La promulgación del decreto de las Cortes
del 10 de diciembre de 1810 sobre la libertad de imprenta supuso para los
liberales una victoria aplastante sobre los serviles. Pero no duró mucho su
triunfo. A falta de impedir la adopción de este texto, los defensores de la
religión y de la monarquía absoluta se valieron de él para multiplicar, por
toda la España no ocupada por las tropas imperiales, las publicaciones
adversas a cuantas reformas pudieran promover los representantes de la
Nación. Mientras reclamaban a voces (en nombre de sus principios) la
prohibición del Diccionario crítico burlesco así como el castigo de
su autor, denunciaron (en aplicación del aborrecido principio de la
libertad de imprenta) a sus adversarios en términos de extrema violencia y
unas veces auténticamente soeces.
La guerra de la pluma (expresión ya
utilizada, por ejemplo, por Leclerc en su Histoire des Provinces Unies
(1728) o Voltaire en su correspondencia, y empleada también por El
Conciso) que opuso redactores de diarios o periódicos liberales y
serviles tomó incluso, de vez en cuando, la apariencia de una auténtica
guerra civil: así en el Tío tremenda o los Críticos del malecón
(Sevilla, 1812), José María Diez del Río se preguntaba (en su idioma
singular) « cual de las dos guerras nos está dando mas daño, si la de los
gabachos o esta que nos ha traído la libertá de jablar y de escrebir, o
para icirlo mejor, el abuso de la libertá. »
Mientras que todos los regímenes
absolutistas o dictatoriales (desde Fernando VII hasta el general Franco,
pasando por Primo de Rivera) amordazaron sistemáticamente cualquier tipo de
prensa de oposición, los sistemas democráticos (monarquías constitucionales
o repúblicas) no supieron, no pudieron o sobre todo no quisieron, las más
veces, silenciar a la prensa reaccionaria como consecuencia de libertad de
pensamiento y de expresión considerada, desde el 26 de agosto de 1789, como
uno de los derechos fundamentales del Hombre y del Ciudadano.
Esta presencia ininterrumpida de una
prensa reaccionaria de 1810 a nuestros día s nos obliga a prestarle
especial atención, incluso si los investigadores (como es lógico)

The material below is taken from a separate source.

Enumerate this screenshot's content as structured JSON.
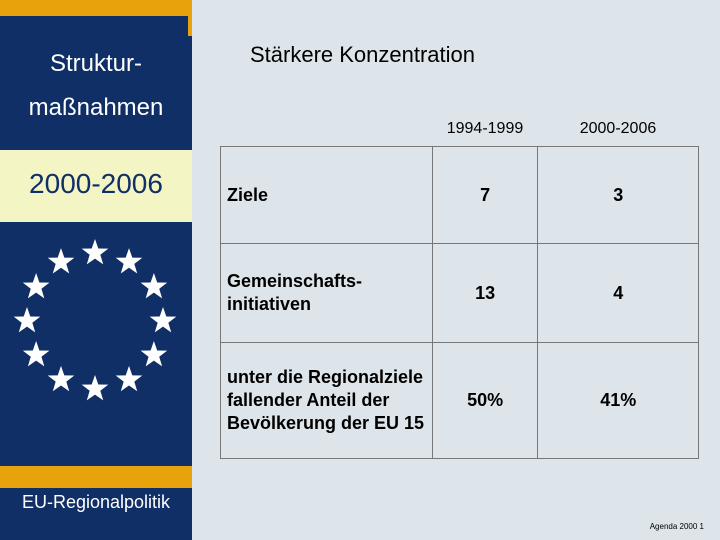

manifiestan hacia ella alguna reticencia por su pretendida falta de
originalidad. Por ello El Argonauta español decidió consagrar la
primera entrega del número 9 (enero 2012) a este tema. El estudio de
periódicos publicados durante toda la época contemporánea permitirá
solucionar algunos problemas fundamentales como la financiación de dichos
periódicos, la procedencia de sus redactores, su difusión e impacto, la
evolución de los principales temas, etc.
El programa es ambicioso y amplio.
Demasiado amplio incluso en caso de cometer el abuso de idioma (tan
frecuente en la dialéctica política) de confundir “reaccionario” con
conservador. Por cierto el matiz es a veces tenue. Pero deseamos ceñirnos a
la definición de “reacción” tal como quedó aceptada, en Francia, desde
1796, o sea: « corriente de ideas, acción que se opone al progreso social
procedente de la Revolución [de las revoluciones, por lo que se refiere a
la larga duración] y aspira a restablecer las instituciones anteriores »
Los investigadores que deseen embarcarse
con El Argonauta español para explorar aquellas tierras si no
incógnitas, por lo menos poco conocidas, deberán remitirnos, como más tarde
el 31 de mayo de 2011, una propuesta de colaboración detallada. Pero la
aceptación por el comité director de dichos proyectos no supondrá un
compromiso firme de publicación, puesto que, como ya será regla para
cualquier artículo comunicado, el texto integral de los artículos (que
habrá de ser remitido, como más tarde, el 31 de octubre de 2011) se
someterán a la apreciación de dos expertos independientes que habrán de
convalidar el nivel científico de la publicación. A pesar de esta vuelta a
prácticas propias de la época remota en la que el Consejo de Castilla
amenazaba a los autores con su terrible « no ha lugar », rogamos a
nuestros lectores y colaboradores de no incluir a El Argonauta español
entre las revistas « reaccionarias ».